Gegen diesen Bescheid richtet sich die vorliegende Beschwerde, in der „Rechtswidrigkeit“ geltend gemacht wird. Der Verwaltungsgerichtshof hat erwogen:

Gemäß § 102 Abs. 5 lit. a und b KFG hat der Lenker auf Fahrten mitzuführen und den Organen des öffentlichen Sicherheitsdienstes auf Verlangen soweit für den Beschwerdefall von Interesse den Führerschein und den Zulassungsschein zur Überprüfung auszuhändigen.

Der Beschwerdeführer erachtet sich in seinem „durch § 8 VStG verbrieften Recht auf Straflosigkeit eines Versuches“ verletzt.

Der Beschwerdeführer meint, daß die Vorschrift des § 102 Abs. 5 KFG nur die Vollendung des dort bezeichneten Deliktes unter Strafsanktion stelle und keine besondere Anordnung über die Strafbarkeit eines Versuches enthalte. Gemäß § 8 VStG ergebe sich daher, daß ein bloßer Versuch nicht mit Strafsanktion bedroht sei.

Diese Ausführungen des Beschwerdeführers gehen aber schon deshalb fehl, weil gemäß den Strafbestimmungen des § 134 KFG letzter Satz grundsätzlich auch der Versuch einer Zuwiderhandlung gegen die Vorschriften dieses Gesetzes oder der auf Grund dieses Bundesgesetzes erlassenen Verordnungen strafbar ist. Dem Beschwerdeführer ist beizupflichten, wenn er sagt, Sinn der Vorschrift des § 102 Abs. 5 KFG sei, den Organen des öffentlichen Sicherheitsdienstes die Überprüfung der Fahrzeugpapiere zu ermöglichen. Inhalt der dem Kraftfahrer vom Gesetz auferlegten Pflicht sei es daher, dem Amtsorgan die Fahrzeugpapiere auszuhändigen und sich danach so zu verhalten, daß das Amtsorgan diese Papiere vollständig prüfen kann.

Jede Behinderung des amtshandelnden Organs bei Prüfung der Papiere stelle eine Handlung dar, die den Eintritt des vorn Gesetz geforderten Erfolges, nämlich den Abschluß des Prüfungsvorganges vereiteln könne.

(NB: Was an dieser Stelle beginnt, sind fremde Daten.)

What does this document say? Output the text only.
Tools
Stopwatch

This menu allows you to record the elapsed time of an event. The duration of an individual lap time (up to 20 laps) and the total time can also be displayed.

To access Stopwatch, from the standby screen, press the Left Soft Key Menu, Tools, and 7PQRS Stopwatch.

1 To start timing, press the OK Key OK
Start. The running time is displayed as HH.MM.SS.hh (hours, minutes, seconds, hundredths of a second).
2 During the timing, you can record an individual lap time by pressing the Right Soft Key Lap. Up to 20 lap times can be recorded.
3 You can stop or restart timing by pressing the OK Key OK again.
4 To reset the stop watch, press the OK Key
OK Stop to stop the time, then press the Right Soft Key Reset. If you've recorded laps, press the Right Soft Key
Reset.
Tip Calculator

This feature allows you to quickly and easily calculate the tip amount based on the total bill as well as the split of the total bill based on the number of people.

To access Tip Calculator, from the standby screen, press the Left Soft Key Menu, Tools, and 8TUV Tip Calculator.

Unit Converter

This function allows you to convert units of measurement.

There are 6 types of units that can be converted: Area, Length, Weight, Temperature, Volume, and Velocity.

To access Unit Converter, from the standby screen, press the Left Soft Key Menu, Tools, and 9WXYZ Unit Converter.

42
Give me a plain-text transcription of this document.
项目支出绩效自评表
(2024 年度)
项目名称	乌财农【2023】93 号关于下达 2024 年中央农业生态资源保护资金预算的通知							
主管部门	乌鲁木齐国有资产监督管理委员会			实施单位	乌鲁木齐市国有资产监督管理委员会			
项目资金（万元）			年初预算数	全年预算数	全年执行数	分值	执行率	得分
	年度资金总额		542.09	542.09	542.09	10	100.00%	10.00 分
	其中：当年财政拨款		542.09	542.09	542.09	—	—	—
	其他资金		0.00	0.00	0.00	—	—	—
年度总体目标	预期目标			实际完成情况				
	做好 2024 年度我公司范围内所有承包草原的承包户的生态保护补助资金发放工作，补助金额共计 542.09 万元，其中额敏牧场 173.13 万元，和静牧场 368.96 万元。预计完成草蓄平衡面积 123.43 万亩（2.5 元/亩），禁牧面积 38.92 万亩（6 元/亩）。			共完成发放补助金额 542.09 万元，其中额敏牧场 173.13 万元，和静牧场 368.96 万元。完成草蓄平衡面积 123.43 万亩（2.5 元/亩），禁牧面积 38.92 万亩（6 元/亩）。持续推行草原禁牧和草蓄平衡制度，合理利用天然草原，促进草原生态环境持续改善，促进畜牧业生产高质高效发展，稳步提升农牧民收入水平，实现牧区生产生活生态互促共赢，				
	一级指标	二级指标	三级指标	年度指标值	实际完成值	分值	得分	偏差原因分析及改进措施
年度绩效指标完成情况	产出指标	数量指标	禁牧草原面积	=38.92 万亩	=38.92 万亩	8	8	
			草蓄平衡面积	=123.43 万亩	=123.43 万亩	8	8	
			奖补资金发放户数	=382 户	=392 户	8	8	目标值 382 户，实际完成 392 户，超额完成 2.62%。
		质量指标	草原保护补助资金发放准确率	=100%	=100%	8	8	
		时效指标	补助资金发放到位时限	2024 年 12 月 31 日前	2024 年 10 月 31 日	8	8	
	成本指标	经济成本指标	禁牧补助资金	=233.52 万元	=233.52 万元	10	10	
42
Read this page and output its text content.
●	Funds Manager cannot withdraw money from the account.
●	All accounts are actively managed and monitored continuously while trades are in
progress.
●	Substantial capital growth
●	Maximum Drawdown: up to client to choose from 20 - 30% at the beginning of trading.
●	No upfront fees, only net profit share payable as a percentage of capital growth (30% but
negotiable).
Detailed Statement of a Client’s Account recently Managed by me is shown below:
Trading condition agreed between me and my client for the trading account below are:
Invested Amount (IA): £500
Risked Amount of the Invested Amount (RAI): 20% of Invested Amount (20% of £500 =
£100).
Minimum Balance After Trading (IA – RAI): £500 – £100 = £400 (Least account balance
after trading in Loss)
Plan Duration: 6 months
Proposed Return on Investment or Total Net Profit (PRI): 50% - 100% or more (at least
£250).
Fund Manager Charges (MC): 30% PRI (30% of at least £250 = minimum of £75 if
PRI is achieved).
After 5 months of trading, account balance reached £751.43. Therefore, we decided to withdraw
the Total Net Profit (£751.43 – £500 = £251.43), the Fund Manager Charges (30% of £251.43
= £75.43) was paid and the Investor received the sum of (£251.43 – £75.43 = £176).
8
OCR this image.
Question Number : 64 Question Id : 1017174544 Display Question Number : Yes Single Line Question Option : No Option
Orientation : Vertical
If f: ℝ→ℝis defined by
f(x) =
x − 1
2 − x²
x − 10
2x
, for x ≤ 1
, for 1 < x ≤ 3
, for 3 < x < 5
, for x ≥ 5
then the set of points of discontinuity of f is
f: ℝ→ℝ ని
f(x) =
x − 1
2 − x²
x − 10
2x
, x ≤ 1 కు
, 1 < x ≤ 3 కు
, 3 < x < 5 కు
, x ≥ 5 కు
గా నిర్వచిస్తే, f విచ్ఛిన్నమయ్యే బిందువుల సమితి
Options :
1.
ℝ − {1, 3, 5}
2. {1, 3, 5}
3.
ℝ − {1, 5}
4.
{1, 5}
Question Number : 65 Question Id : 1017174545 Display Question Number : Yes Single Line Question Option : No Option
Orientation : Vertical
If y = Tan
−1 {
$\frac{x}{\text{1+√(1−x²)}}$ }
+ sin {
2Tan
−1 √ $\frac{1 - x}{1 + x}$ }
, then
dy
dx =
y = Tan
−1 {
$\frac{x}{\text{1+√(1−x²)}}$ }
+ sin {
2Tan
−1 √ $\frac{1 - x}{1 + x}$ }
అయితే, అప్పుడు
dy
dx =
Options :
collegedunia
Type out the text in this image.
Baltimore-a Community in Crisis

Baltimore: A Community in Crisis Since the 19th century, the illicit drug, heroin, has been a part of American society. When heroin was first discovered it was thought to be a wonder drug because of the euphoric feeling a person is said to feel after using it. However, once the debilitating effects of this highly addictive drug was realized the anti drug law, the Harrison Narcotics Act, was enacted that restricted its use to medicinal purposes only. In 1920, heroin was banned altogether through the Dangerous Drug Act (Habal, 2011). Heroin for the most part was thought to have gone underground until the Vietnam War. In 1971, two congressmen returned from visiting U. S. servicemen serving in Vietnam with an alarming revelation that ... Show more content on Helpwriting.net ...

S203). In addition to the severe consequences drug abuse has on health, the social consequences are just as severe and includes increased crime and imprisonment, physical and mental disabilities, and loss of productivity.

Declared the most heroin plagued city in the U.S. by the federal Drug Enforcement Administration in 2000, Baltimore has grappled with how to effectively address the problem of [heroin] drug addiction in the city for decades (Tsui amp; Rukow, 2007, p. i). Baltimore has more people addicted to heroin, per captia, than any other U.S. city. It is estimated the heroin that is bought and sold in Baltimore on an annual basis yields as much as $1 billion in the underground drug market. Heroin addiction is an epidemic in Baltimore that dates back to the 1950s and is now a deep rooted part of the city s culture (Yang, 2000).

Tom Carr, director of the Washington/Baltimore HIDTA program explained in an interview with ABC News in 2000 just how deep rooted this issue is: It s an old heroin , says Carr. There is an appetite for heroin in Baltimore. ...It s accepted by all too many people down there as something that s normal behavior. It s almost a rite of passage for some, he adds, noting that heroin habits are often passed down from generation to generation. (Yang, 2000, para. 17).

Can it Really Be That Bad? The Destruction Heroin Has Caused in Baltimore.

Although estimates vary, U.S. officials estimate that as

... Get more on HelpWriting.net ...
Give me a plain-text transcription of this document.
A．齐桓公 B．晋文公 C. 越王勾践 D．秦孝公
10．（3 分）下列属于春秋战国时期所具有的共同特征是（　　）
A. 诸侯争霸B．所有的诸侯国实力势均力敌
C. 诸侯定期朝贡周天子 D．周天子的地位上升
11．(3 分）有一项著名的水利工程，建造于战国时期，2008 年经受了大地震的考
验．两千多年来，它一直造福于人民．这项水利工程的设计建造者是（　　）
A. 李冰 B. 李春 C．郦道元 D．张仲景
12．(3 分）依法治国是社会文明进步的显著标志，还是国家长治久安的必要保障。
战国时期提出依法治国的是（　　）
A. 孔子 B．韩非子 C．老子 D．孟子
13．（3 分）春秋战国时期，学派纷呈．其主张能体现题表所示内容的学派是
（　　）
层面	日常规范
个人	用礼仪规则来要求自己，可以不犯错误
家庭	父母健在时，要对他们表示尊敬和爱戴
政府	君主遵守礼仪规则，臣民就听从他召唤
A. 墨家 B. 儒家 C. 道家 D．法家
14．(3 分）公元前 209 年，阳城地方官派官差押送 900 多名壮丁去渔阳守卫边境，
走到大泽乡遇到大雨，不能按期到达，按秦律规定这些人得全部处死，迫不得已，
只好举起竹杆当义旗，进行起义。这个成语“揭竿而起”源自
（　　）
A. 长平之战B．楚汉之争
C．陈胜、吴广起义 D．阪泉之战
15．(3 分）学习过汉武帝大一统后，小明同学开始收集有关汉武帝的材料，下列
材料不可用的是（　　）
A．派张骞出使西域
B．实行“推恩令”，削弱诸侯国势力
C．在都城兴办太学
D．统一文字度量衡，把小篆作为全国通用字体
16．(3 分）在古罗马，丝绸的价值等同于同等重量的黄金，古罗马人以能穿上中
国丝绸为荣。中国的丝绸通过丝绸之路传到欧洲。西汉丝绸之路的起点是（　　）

Dadurch aber, daß der Beschwerdeführer dem Sicherheitsorgan die auf dessen Verlangen bereits ausgehändigten Fahrzeugpapiere, nämlich den Führerschein und den Zulassungsschein, vor Abschluß der Überprüfung entrissen hat, hat er diese Urkunden dem Organ des öffentlichen Sicherheitsdienstes nicht „zur Überprüfung“ ausgehändigt. Hatte der Beschwerdeführer aber die beiden Urkunden dem Organ des öffentlichen Sicherheitsdienstes auf Verlangen nicht zur Überprüfung ausgehändigt, so durfte die belangte Behörde den Beschwerdeführer wegen dieses seines Verhaltens bestrafen. Die belangte Behörde konnte auch davon ausgehen, daß der Beschwerdeführer die beiden Delikte schon mit dem Entreißen der beiden Urkunden aus den Händen des Organs der öffentlichen Aufsicht vollendet hatte. Waren die Delikte aber als vollendet anzusehen, dann vermochte die Tatsache, daß der Beschwerdeführer nachher die Fahrzeugpapiere wieder dem Organ ausgehändigt hatte, eine Straflosigkeit für die begangenen Delikte nicht herbeizuführen. Auch kann in dem Verhalten des Beschwerdeführers nicht, wie er vermeint, ein bloßer Versuch erblickt werden.

Sohin erwies sich die Beschwerde als unbegründet, weshalb sie gemäß § 42 Abs. 1 VwGG 1965 abzuweisen war.

Die Kostenentscheidung stützt sich auf die Vorschriften der §§ 47 ff VwGG 1965 in Verbindung mit der Verordnung des Bundeskanzlers vom 19. Dezember 1974, BGBl. Nr. 4/1975.